How will Artificial Intelligence Drive the Growth of Future Data Centers?
Artificial Intelligence (AI) has been around for quite some time now, disrupting businesses and sectors with its capabilities to boost performance and bring in operational efficacies. The data center industry is no exception. In today’s time, data holds a huge significance for any organisation, and what’s equally important is managing that data effectively. Once filtered and crunched, the harvested data proves vital to making strategic business decisions for companies. Hence, companies are investing in advanced automation tools for data processing and migrating to hyperscale data centers to upgrade their IT infrastructure. Explosion of data in recent years has led hyperscalers to innovate and deploy AI technologies in their facilities to handle tasks autonomously.
The use of automation technologies in data centers is hardly new. For example, Google has explained the use of DeepMind AI for cooling. However, companies are yet to leverage AI/ML to the fullest. Factors such as distrust in technology have obstructed many organisations to take a leap towards AI. While the most known use cases for AI deployment in data centers are temperature control and predictive maintenance, AI’s potential to enhance the efficiency of a data center infrastructure is far more than widely known. Let’s look at some use cases of AI in data centers that will change the future of the industry.
As data center workloads move upward with an increase in data, many businesses are looking towards AI to boost efficiency and cut expenses. AI can be used to determine the workload movement in a hybrid setting in real-time to the most efficient infrastructure that could be cloud, on-premise or edge infrastructure. As AI makes its way into the data center industry, organisations are adopting innovative approaches to handle their data to allow more use of robust AI techniques and analytics.
Gartner predicts that by 2025, 70% of organisations will shift their focus from big to small and wide data; this will facilitate more context for analytics and make AI less data-hungry. Small data approach provides useful insights with fewer data, whereas broad data offers analysis performed on various large, unstructured data in diverse data formats. Together, both approaches allow advanced analytics and AI, reducing the reliability of big data.
Mitigating people shortage
Automated technologies in data centers promise less human intervention in regular and repetitive tasks. It frees up staff from mundane activities such as storage optimisation, cooling distribution, security settings and so on and allows them time to focus on more critical issues. It not only achieves greater efficiencies but also reduces the risk of human errors while handling complex and diverse workloads. For example, at our Yotta NM1 data center, in case of a leakage in a chiller pipe, a sensor-enabled Leak Detection System not only diagnoses the leakage but also mitigates the problem in real-time without manual intervention. Upon detection of leakage in the chiller pipeline, the system automatically diverts the water flow from an alternate pipeline. All this can be managed without running the risk of downtime in the data center. Automation is creating a pathway for data centers to go from reactive to preventative, leading to predictive.
Maximising power efficiencies
Power consumption is one of the most critical issues for data centers across the globe. Energy costs surge by at least 10% every year; its increased use in high-density servers is also not sustainable for the environment. Deploying AI/ML technologies can be a solution to the increased energy use in data centers. Systems in data centers generate significant heat; traditionally, air conditioners, chillers, water pumps are controlled by Building Management System (BMS) to keep the temperature in check. However, it is not energy efficient. AI-based power management can help optimise cooling systems by analysing historical data and creating a Power Usage Effectiveness (PUE) prediction model, cutting power costs and improving efficiency.
In a hyperscale data center, where several events occur together, it is nearly impossible for humans to monitor and alert everyone in case of threat situations. AI-powered tools have proven useful in such areas. For example, image and sound recognition capabilities are being used widely to enhance the physical security of a data center facility; AI analytics is being used as a video surveillance solution to make sense of data collected by security cameras. Machine Learning techniques are also being leveraged for anomaly detection, where the system is trained to identify usual patterns and detect the irregular ones.
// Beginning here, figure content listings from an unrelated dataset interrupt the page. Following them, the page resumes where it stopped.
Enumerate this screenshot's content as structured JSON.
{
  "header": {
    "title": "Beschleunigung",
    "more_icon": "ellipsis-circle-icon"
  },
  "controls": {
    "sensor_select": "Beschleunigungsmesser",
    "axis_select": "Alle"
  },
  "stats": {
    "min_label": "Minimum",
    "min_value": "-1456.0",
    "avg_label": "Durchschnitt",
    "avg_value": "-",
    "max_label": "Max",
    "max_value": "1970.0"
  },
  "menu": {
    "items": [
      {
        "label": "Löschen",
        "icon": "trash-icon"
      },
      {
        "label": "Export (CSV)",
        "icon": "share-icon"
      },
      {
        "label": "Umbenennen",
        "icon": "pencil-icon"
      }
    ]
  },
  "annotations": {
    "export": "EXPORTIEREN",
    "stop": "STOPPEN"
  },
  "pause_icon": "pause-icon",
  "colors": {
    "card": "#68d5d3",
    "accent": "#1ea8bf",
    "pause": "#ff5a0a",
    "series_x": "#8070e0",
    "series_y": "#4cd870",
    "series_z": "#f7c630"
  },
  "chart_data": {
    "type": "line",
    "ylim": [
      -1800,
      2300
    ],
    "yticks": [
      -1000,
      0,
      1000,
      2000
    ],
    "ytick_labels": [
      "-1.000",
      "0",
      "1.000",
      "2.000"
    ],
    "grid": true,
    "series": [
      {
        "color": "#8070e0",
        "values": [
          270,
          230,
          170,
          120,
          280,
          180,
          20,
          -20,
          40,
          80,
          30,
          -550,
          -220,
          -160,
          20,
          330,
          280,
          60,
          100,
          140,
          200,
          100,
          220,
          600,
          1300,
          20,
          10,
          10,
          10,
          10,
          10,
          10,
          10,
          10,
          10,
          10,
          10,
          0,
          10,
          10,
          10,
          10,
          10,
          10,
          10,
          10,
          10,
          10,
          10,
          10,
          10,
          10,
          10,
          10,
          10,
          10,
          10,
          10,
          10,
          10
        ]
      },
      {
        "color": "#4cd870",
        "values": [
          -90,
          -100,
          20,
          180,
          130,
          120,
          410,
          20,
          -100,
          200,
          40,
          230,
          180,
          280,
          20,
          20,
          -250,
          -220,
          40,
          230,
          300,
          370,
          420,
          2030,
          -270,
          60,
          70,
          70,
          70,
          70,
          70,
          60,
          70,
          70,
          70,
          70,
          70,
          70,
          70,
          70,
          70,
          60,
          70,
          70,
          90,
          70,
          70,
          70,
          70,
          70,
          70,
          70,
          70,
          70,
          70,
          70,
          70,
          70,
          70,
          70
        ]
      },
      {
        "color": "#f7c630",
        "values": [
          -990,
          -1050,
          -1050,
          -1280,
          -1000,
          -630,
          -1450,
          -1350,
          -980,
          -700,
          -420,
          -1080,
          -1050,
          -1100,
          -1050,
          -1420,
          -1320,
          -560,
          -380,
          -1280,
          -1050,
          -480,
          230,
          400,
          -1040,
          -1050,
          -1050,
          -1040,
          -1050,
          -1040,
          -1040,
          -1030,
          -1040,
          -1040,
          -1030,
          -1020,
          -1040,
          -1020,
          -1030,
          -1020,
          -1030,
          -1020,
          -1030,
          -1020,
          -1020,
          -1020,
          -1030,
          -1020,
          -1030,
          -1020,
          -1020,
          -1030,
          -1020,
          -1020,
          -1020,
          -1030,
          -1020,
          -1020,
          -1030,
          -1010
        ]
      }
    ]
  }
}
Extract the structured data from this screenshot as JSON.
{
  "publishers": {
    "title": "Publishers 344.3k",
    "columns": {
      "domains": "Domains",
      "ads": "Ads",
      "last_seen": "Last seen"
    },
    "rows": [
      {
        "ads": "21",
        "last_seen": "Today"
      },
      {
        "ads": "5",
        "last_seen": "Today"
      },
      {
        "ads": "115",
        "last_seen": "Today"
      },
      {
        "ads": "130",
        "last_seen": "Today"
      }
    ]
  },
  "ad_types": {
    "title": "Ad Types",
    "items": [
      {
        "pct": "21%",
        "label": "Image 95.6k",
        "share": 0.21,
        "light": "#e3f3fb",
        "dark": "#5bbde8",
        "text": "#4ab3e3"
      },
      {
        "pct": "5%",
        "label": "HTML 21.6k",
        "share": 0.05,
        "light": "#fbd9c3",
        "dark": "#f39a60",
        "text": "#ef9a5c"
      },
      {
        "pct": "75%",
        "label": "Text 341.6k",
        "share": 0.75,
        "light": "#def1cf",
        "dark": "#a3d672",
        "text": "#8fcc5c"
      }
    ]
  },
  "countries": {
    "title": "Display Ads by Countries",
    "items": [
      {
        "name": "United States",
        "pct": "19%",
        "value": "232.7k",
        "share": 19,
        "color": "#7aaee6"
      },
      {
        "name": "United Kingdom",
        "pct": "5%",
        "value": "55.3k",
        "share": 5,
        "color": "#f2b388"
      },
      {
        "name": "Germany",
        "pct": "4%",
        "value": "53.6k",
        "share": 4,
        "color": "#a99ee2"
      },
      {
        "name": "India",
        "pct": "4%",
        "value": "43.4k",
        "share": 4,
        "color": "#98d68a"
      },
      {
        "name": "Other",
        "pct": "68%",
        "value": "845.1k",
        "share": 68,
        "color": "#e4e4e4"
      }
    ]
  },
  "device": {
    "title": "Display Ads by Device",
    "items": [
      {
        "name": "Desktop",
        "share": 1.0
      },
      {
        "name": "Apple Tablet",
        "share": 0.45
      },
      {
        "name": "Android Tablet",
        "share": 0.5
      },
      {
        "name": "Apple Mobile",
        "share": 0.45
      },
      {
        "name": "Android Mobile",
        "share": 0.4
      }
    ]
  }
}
For example, again, at our Yotta NM1 data center, we have AI integrated security cameras keeping an eye over critical locations. These cameras will raise a ticket to the security control room of the data center if they detect more than 10 people gathered at the front gate or if they detect an unattended object in the premises for a certain period of time. Without automation, it would take hundreds of security personnel to watch over the physical security of the data center 24/7, which can often span into acres. This technique is also helpful in predictive analysis, where the AI system flags off any unusual occurrence in advance to be checked before a system completely breaks down. Hence, data center security can be strengthened by using AI for self-learning threat detection and monitoring algorithms.
Data centers of the future will certainly be more AI dominant, and almost all functions in the facility will be automated. Though these technologies are only in the hands of a few large hyperscalers and enterprises, they will soon trickle down to other data center players as technology upgrades, trust grows, and costs are cut down. Moreover, given the digital adoption accelerated by the pandemic, these advancements will be seen in practice sooner than later.